Soon after, it was time to shake things up again. Enter Gomez for a second try, and now there are signs that it might work out, after all.
"Sometimes the coach has got to make changes," Gomez said. "Sometimes you've got to mix things up, but you're in the NHL. It doesn't matter who you play with.
"I think that was part of the problem in the beginning, just thinking too much."
Gomez worked hard to fit in as he made the tough move from the rival New Jersey Devils to the Rangers, and playing alongside Jagr might have caused him to defer too much to the resident superstar.
Now he is merely trying to play his fast, creative style and incorporate Jagr's finishing skills.
Through their first five games as linemates, Gomez had three goals and five assists, while Jagr posted two goals and six assists. Both had their first two-goal games of the season in Rangers victories during that span.
"He makes the game easier," Jagr said. "You don't get tired with him that much because he's got the puck most of the time."
Back in the 2006 playoffs, Jagr got so frustrated playing against Gomez, that it cost him dearly.
In the closing moments of the first-round series opener, with the outcome no longer in question, Jagr took a misguided swing at Gomez.
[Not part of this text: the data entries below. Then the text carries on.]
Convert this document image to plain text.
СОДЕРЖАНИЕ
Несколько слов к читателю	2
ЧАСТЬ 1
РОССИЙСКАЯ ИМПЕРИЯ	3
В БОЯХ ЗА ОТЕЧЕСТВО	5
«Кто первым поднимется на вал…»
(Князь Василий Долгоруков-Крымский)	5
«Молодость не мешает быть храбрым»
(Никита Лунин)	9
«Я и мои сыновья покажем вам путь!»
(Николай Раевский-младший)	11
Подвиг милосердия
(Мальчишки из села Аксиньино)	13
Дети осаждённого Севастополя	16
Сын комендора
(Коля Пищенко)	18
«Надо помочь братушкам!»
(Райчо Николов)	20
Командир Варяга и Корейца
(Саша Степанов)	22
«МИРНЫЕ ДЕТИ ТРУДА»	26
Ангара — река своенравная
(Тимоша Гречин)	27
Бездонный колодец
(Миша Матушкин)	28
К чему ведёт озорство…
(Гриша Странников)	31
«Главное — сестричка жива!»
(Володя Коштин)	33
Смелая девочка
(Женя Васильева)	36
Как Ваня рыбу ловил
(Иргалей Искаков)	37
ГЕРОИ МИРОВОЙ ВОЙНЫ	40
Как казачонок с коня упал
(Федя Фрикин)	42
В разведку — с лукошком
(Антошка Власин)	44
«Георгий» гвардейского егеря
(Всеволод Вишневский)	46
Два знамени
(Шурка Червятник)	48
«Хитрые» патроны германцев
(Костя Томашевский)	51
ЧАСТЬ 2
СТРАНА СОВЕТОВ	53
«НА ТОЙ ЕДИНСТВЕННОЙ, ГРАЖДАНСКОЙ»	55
He ended up with a separated shoulder that required surgery, and didn't fully heal until well into last season.
Jagr learned a valuable lesson.
"Sneakiness, that's the right word for him," Jagr said. "You can't hit him. Don't even try. I tried once and spent five months in the hospital.
"That's his advantage. I don't how he does it. It's tough to describe. Just sneaky. You can't hit him. You can't. It's impossible."
MONTREAL MISSTEPS: Last season the Montreal Canadiens went 26-12-3 at home, but fell just short of a playoff spot because of their poor 16-22-3 road mark.
They have fixed that problem as they near the halfway point this season, but now they're slipping at home.
"Maybe we feel the pressure when we play at home," second-year coach Guy Carbonneau said. "On the road we seem to keep things simple. Our focus and our concentration is better."
The Canadiens have jumped out to a 12-6-2 road record, compared to 6-7-4 north of the border on home ice.
Montreal got off to a 2-1-1 start to a season-high, six-game road trip that was set to conclude with stops at Florida and New York before the Canadiens return home to the Bell Centre on Thursday to face Tampa Bay. They haven't played in front of their fans since a loss to Florida on Dec. 18.